1. Banner for UNITE the union
Architect-turned-banner-designer Ed Hall is best known for his decade-long collaboration with artist Jeremy Deller, but he has been making protest art for union groups for over 30 years. This particular example was created for the South Yorkshire branch of Unite and was used at a march in support of the NHS in Manchester in 2013. Working from his south London garage, Hall hand-stitches the banners himself, and estimates that this piece took about 150 hours to complete. It features the Thatcher quote 'Still the enemy within', which is surrounded by iconography referencing the miners' strike, poll tax rebellion and welfare cuts. Hall is the leading designer of protest banners in the UK, and as well as producing designs for Deller's exhibitions at the Palais de Tokyo in Paris and the English pavilion in Venice, he has worked on commissions for the Ian Tomlinson campaign, the post office strike and to commemorate the victims of the 1999 Brixton nail bomb.
2. Guerrilla Girls masks
Self-styled 'feminist masked avengers', the Guerrilla Girls was formed in 1985 in response to the Museum of Modern Art In New York's An International Survey of Painting and Sculpture exhibition – intended to be a summary of the 'most significant contemporary art in the world'. Out of 169 artists, only 13 were women, all were white and either from Europe or the US. Enraged by the exhibition's narrow-minded approach, seven female artists donned masks and postered the city with damning stats that revealed the most influential galleries and museums had almost no work by women in their collections. Since then, the group has gone onto protest against sexism, racism and corruption in politics, art, film and pop culture; conducting 'weenie counts' in museums, covering Sundance Film Festival with stickers and posters and writing and distributing parody 'herstory' books while in gorilla dress. On the use of disguise the group has said 'anonymous free speech is protected by the Constitution. You'd be surprised what comes out of your mouth when you wear a mask'.
3. 'Occupy George' defaced currency
During the Occupy Wall Street demonstrations, protestors circulated dollar bills that had been printed with fact-based infographics about economic disparity in the US and how the wealthiest 1% of Americans were hoarding wealth. The stamps were created by two advertising professionals working under the pseudonyms by 'Ivan' and 'Andy', who consulted experts to ensure that the defacement of the bills was legal.

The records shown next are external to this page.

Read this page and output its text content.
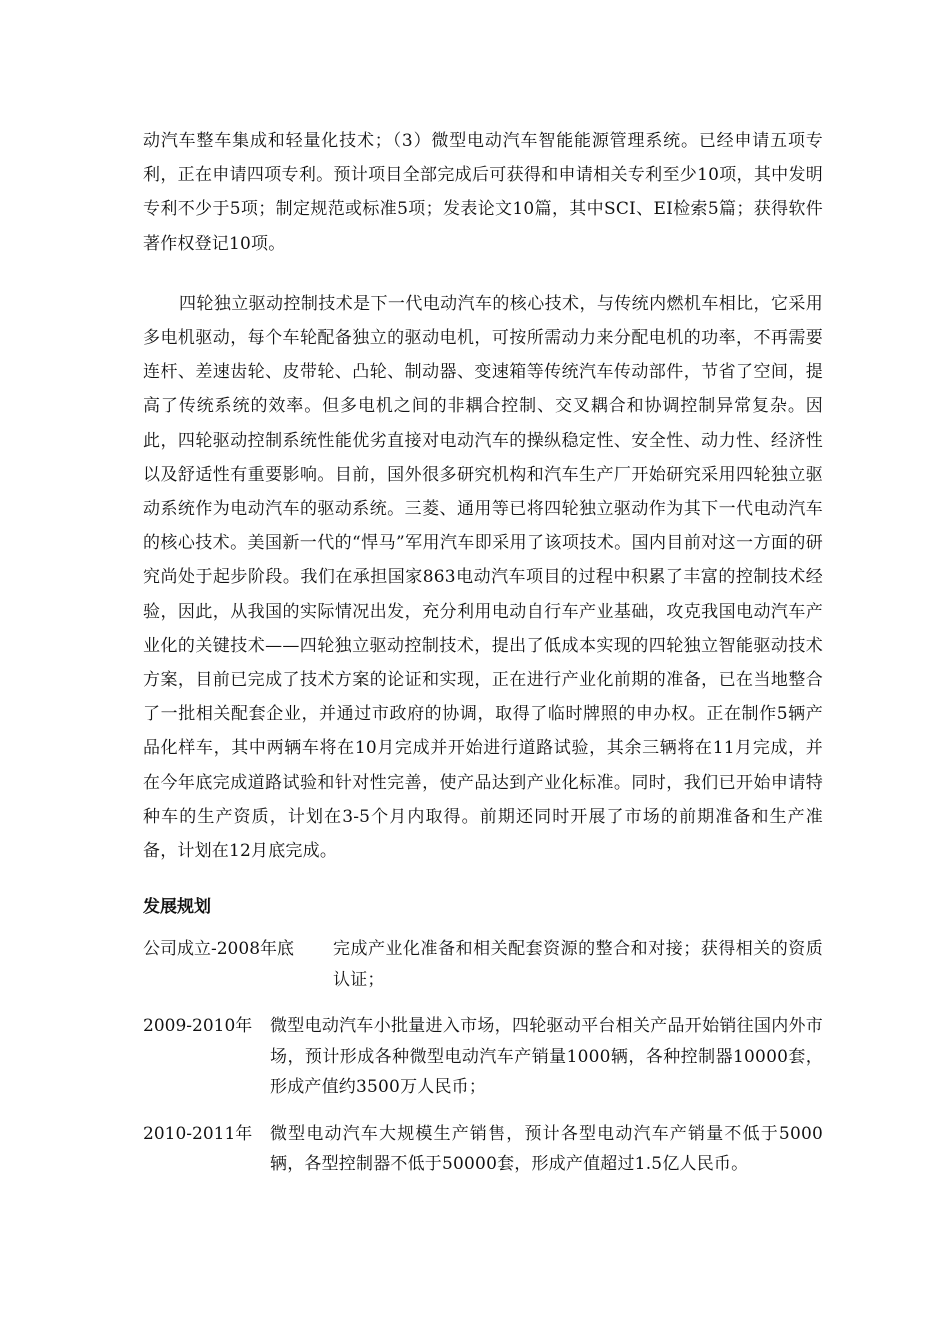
动汽车整车集成和轻量化技术；（3）微型电动汽车智能能源管理系统。已经申请五项专利，正在申请四项专利。预计项目全部完成后可获得和申请相关专利至少10项，其中发明专利不少于5项；制定规范或标准5项；发表论文10篇，其中SCI、EI检索5篇；获得软件著作权登记10项。

四轮独立驱动控制技术是下一代电动汽车的核心技术，与传统内燃机车相比，它采用多电机驱动，每个车轮配备独立的驱动电机，可按所需动力来分配电机的功率，不再需要连杆、差速齿轮、皮带轮、凸轮、制动器、变速箱等传统汽车传动部件，节省了空间，提高了传统系统的效率。但多电机之间的非耦合控制、交叉耦合和协调控制异常复杂。因此，四轮驱动控制系统性能优劣直接对电动汽车的操纵稳定性、安全性、动力性、经济性以及舒适性有重要影响。目前，国外很多研究机构和汽车生产厂开始研究采用四轮独立驱动系统作为电动汽车的驱动系统。三菱、通用等已将四轮独立驱动作为其下一代电动汽车的核心技术。美国新一代的“悍马”军用汽车即采用了该项技术。国内目前对这一方面的研究尚处于起步阶段。我们在承担国家863电动汽车项目的过程中积累了丰富的控制技术经验，因此，从我国的实际情况出发，充分利用电动自行车产业基础，攻克我国电动汽车产业化的关键技术——四轮独立驱动控制技术，提出了低成本实现的四轮独立智能驱动技术方案，目前已完成了技术方案的论证和实现，正在进行产业化前期的准备，已在当地整合了一批相关配套企业，并通过市政府的协调，取得了临时牌照的申办权。正在制作5辆产品化样车，其中两辆车将在10月完成并开始进行道路试验，其余三辆将在11月完成，并在今年底完成道路试验和针对性完善，使产品达到产业化标准。同时，我们已开始申请特种车的生产资质，计划在3-5个月内取得。前期还同时开展了市场的前期准备和生产准备，计划在12月底完成。

发展规划
公司成立-2008年底	完成产业化准备和相关配套资源的整合和对接；获得相关的资质认证；
2009-2010年	微型电动汽车小批量进入市场，四轮驱动平台相关产品开始销往国内外市场，预计形成各种微型电动汽车产销量1000辆，各种控制器10000套，形成产值约3500万人民币；
2010-2011年	微型电动汽车大规模生产销售，预计各型电动汽车产销量不低于5000辆，各型控制器不低于50000套，形成产值超过1.5亿人民币。
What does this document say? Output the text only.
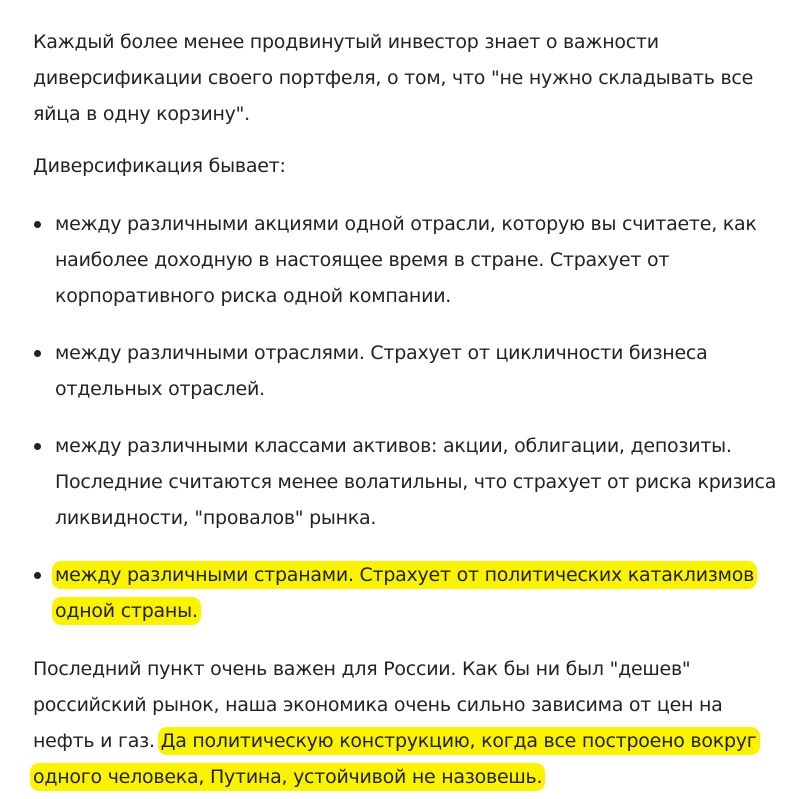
Каждый более менее продвинутый инвестор знает о важности диверсификации своего портфеля, о том, что "не нужно складывать все яйца в одну корзину".

Диверсификация бывает:

между различными акциями одной отрасли, которую вы считаете, как наиболее доходную в настоящее время в стране. Страхует от корпоративного риска одной компании.
между различными отраслями. Страхует от цикличности бизнеса отдельных отраслей.
между различными классами активов: акции, облигации, депозиты. Последние считаются менее волатильны, что страхует от риска кризиса ликвидности, "провалов" рынка.
между различными странами. Страхует от политических катаклизмов одной страны.

Последний пункт очень важен для России. Как бы ни был "дешев" российский рынок, наша экономика очень сильно зависима от цен на нефть и газ. Да политическую конструкцию, когда все построено вокруг одного человека, Путина, устойчивой не назовешь.
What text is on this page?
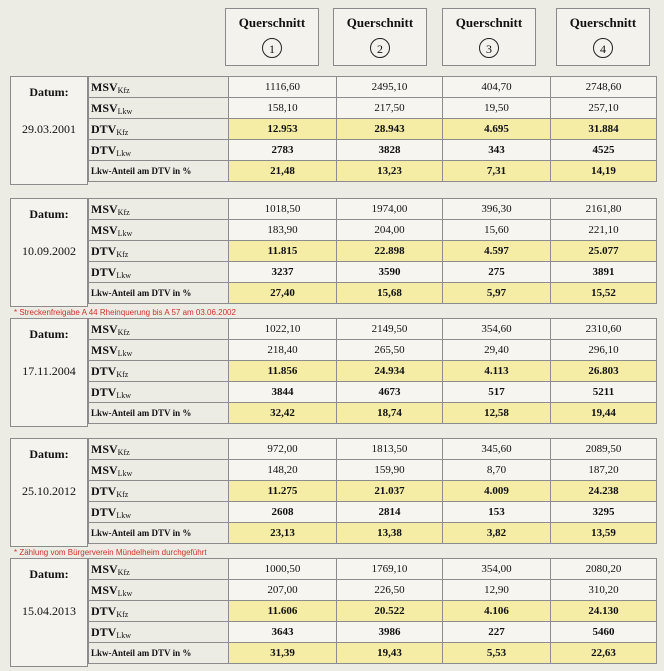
Querschnitt
1
Querschnitt
2
Querschnitt
3
Querschnitt
4
* Streckenfreigabe A 44 Rheinquerung bis A 57 am 03.06.2002
* Zählung vom Bürgerverein Mündelheim durchgeführt
Datum:
29.03.2001
$MSV_{Kfz}$	1116,60	2495,10	404,70	2748,60
$MSV_{Lkw}$	158,10	217,50	19,50	257,10
$DTV_{Kfz}$	12.953	28.943	4.695	31.884
$DTV_{Lkw}$	2783	3828	343	4525
Lkw-Anteil am DTV in %	21,48	13,23	7,31	14,19
Datum:
10.09.2002
$MSV_{Kfz}$	1018,50	1974,00	396,30	2161,80
$MSV_{Lkw}$	183,90	204,00	15,60	221,10
$DTV_{Kfz}$	11.815	22.898	4.597	25.077
$DTV_{Lkw}$	3237	3590	275	3891
Lkw-Anteil am DTV in %	27,40	15,68	5,97	15,52
Datum:
17.11.2004
$MSV_{Kfz}$	1022,10	2149,50	354,60	2310,60
$MSV_{Lkw}$	218,40	265,50	29,40	296,10
$DTV_{Kfz}$	11.856	24.934	4.113	26.803
$DTV_{Lkw}$	3844	4673	517	5211
Lkw-Anteil am DTV in %	32,42	18,74	12,58	19,44
Datum:
25.10.2012
$MSV_{Kfz}$	972,00	1813,50	345,60	2089,50
$MSV_{Lkw}$	148,20	159,90	8,70	187,20
$DTV_{Kfz}$	11.275	21.037	4.009	24.238
$DTV_{Lkw}$	2608	2814	153	3295
Lkw-Anteil am DTV in %	23,13	13,38	3,82	13,59
Datum:
15.04.2013
$MSV_{Kfz}$	1000,50	1769,10	354,00	2080,20
$MSV_{Lkw}$	207,00	226,50	12,90	310,20
$DTV_{Kfz}$	11.606	20.522	4.106	24.130
$DTV_{Lkw}$	3643	3986	227	5460
Lkw-Anteil am DTV in %	31,39	19,43	5,53	22,63
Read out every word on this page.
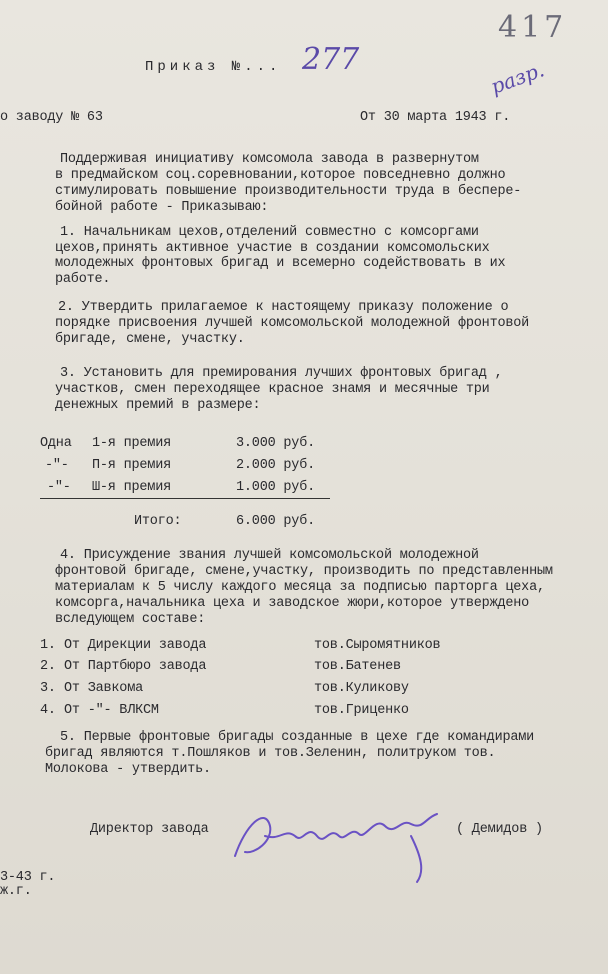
417
разр.
Приказ №... 277
о заводу № 63	От 30 марта 1943 г.
Поддерживая инициативу комсомола завода в развернутом
в предмайском соц.соревновании,которое повседневно должно
стимулировать повышение производительности труда в беспере-
бойной работе - Приказываю:
1. Начальникам цехов,отделений совместно с комсоргами
цехов,принять активное участие в создании комсомольских
молодежных фронтовых бригад и всемерно содействовать в их
работе.
2. Утвердить прилагаемое к настоящему приказу положение о
порядке присвоения лучшей комсомольской молодежной фронтовой
бригаде, смене, участку.
3. Установить для премирования лучших фронтовых бригад ,
участков, смен переходящее красное знамя и месячные три
денежных премий в размере:
Одна 1-я премия	3.000 руб.
-"- П-я премия	2.000 руб.
-"- Ш-я премия	1.000 руб.
Итого:	6.000 руб.
4. Присуждение звания лучшей комсомольской молодежной
фронтовой бригаде, смене,участку, производить по представленным
материалам к 5 числу каждого месяца за подписью парторга цеха,
комсорга,начальника цеха и заводское жюри,которое утверждено
вследующем составе:
1. От Дирекции завода	тов.Сыромятников
2. От Партбюро завода	тов.Батенев
3. От Завкома	тов.Куликову
4. От -"- ВЛКСМ	тов.Гриценко
5. Первые фронтовые бригады созданные в цехе где командирами
бригад являются т.Пошляков и тов.Зеленин, политруком тов.
Молокова - утвердить.
Директор завода	( Демидов )
3-43 г.
ж.г.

The designs were also made available to download, enabling people all over the country to print the graphics on bills and 'occupy' US currency for themselves.
4. Inflatable cobblestone
Working for the Eclectic Electric Collective, Artúr van Balen has produced a series of inflatables for use in demonstrations; from a 12-metre silver hammer to a pair of lungs that inhaled and exhaled air. The idea originated when the group wanted to support the protests at the United Nations Climate Summit in Copenhagen in 2009, but did not want to create extra emissions by flying there. Instead, they sent an inflatable. It attracted a huge amount of media attention, and the group realised they could use these large-scale pieces to create a spectacle. The inflatable cobblestones, used in protests in Berlin and Barcelona in 2012, were rolled across the streets towards police in order to confuse and outfox them, captured in comical film footage. Cobblestones were chosen as they have been used in social uprisings since the times of ancient Rome, both for barricades and as weapons of defence.
5. Tiki Love Truck
While British artist Carrie Reichardt was making the mosaic-covered Tiki Love Truck in 2007, she found out that her friend and death-row inmate, John Joe 'Ash' Amador, was to be executed by the State of Texas. Deciding to dedicate the piece to his memory she travelled to the US with her artistic collaborator Nick Reynolds in order to be present for Ash's death. After the execution, the pair took Ash’s body to a cabin in the local woods where Nick cast his death mask and added it to the front of the truck. Ten days later, they drove the vehicle in the Art Car Parade, Manchester, in protest of the death penalty and it has been exhibited around the country ever since. A Polynesian-inspired design made using brown paper templates and tiles; the truck took a team of five artists three months to complete.
Disobedient Objects is at The V&A Museum in London from 26 July – 1 February 2015. Entry is free to all.